The Liberal Government had succeeded in balancing the books – paying off the $400 million debt left by the previous government.

The improvement in the Tasmanian economy and the job market undoubtedly assisted the Liberals.

A resilient housing market and even the sight of four cranes on building sites on Hobart’s skyline give the impression that the Tasmanian economy is on the move after many years of poor growth.

The plan to build the light rail project for Hobart’s northern suburbs and the proposal for the development of a ferry commuter service on the Derwent went down well with voters concerned with traffic congestion around peak hours.

The cable car project to the top of Mount Wellington is set to begin construction and should inject valuable tourist dollars into the state.

The social policies of Tasmanian Labor have taken a turn to the extreme left, mimicking what Victorian Premier Daniel Andrews has inflicted on Victoria. The Tasmanian ALP vote of 33 per cent indicates its unpopularity with voters.

Motions passed at the ALP State Conference last July included the legalisation of euthanasia, the full implementation of the “Safe Schools” program with a new Equality Portfolio, a serious concern to public and private schools that do not wish to implement the “Safe Schools” program.

The ALP also has a policy that abortions will be provided in public hospitals, an ALP government will develop a charter of rights, will decriminalise all forms of sex work, and devote a cabinet ministry to LGBTI issues.

Conscience votes are denied to ALP members of parliament on these issues.

The Labor Member for Denison, Madeleine Ogilvie, great niece to an outstanding Labor Premier who came to power in 1934, was subjected to vicious attacks by the left, who have sought to destroy her for her stance in opposition to these policies.

For the election, the left-wing unions campaigned heavily in support of Ella Haddad, another Labor candidate for Denison, while Madeleine Ogilvie was left out in the cold.

The Greens suffered their largest loss of votes for nearly 20 years, with the campaign to extend World Heritage areas in the Tarkine failing to get traction.

Voters also remembered that Greens leader Cassy O’Connor and Lara Giddings, former Labor premier of Tasmania, co-authored the bill to legalise euthanasia in May 2017, the third time such a bill had been introduced in 10 years.

The attack on Catholic Archbishop of Hobart Julian Porteous by Greens federal candidate Martine Delaney under Tasmania’s anti-discrimination legislation won the Greens few friends.

The latest lunacy the Greens have proposed is changing the date of Australia Day, which most Tasmanians firmly oppose.

The State Liberal Government has the opportunity in its next term of government to cement in place new hydro developments, ensuring the state’s base-load power.

The hydro schemes built when Eric Reece was premier and Alan Knight, an outstanding engineer, was commissioner of the Hydro Electric Commission, gave Tasmania an abundance of hydroelectric dams with the cheapest power in Australia.

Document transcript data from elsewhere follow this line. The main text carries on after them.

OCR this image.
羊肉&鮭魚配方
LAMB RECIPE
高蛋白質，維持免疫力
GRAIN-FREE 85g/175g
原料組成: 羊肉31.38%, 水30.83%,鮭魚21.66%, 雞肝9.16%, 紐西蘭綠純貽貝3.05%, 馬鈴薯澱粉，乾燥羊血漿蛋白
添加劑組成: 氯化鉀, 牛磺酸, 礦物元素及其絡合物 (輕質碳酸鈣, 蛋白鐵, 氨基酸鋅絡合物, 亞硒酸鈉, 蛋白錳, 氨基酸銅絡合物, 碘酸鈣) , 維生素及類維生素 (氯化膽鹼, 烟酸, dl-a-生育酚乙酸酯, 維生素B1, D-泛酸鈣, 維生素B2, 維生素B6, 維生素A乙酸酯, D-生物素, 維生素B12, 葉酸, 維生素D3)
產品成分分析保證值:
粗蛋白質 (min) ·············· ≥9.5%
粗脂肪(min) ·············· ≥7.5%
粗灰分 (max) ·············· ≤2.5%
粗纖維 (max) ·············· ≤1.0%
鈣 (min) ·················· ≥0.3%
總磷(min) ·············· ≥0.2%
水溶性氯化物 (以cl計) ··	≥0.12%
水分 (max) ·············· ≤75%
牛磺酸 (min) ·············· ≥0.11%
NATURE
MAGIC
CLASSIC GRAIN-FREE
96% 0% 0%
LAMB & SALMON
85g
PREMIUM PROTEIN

Now, the reverse is the case.

Hydro Tasmania has put forward a proposal to connect existing dams by pipes and tunnels to facilitate pumped storage to provide 4,000 to 5,000 megawatts of power, far more than Tasmania needs for its own needs. However, pumped hydro storage would take years to build.

The export of power to the mainland states through several cable inter-connectors costing $2 billion would be a windfall for Tasmania, but constructing hydro pumped storage would be largely dependent on federal finance.

Any Tasmanian government would naturally love the money coming to its coffers from the export of power to the other states.

Despite the uncertainties, the return of the Hodgman Liberal Government will guarantee stable government in Tasmania for the next four years.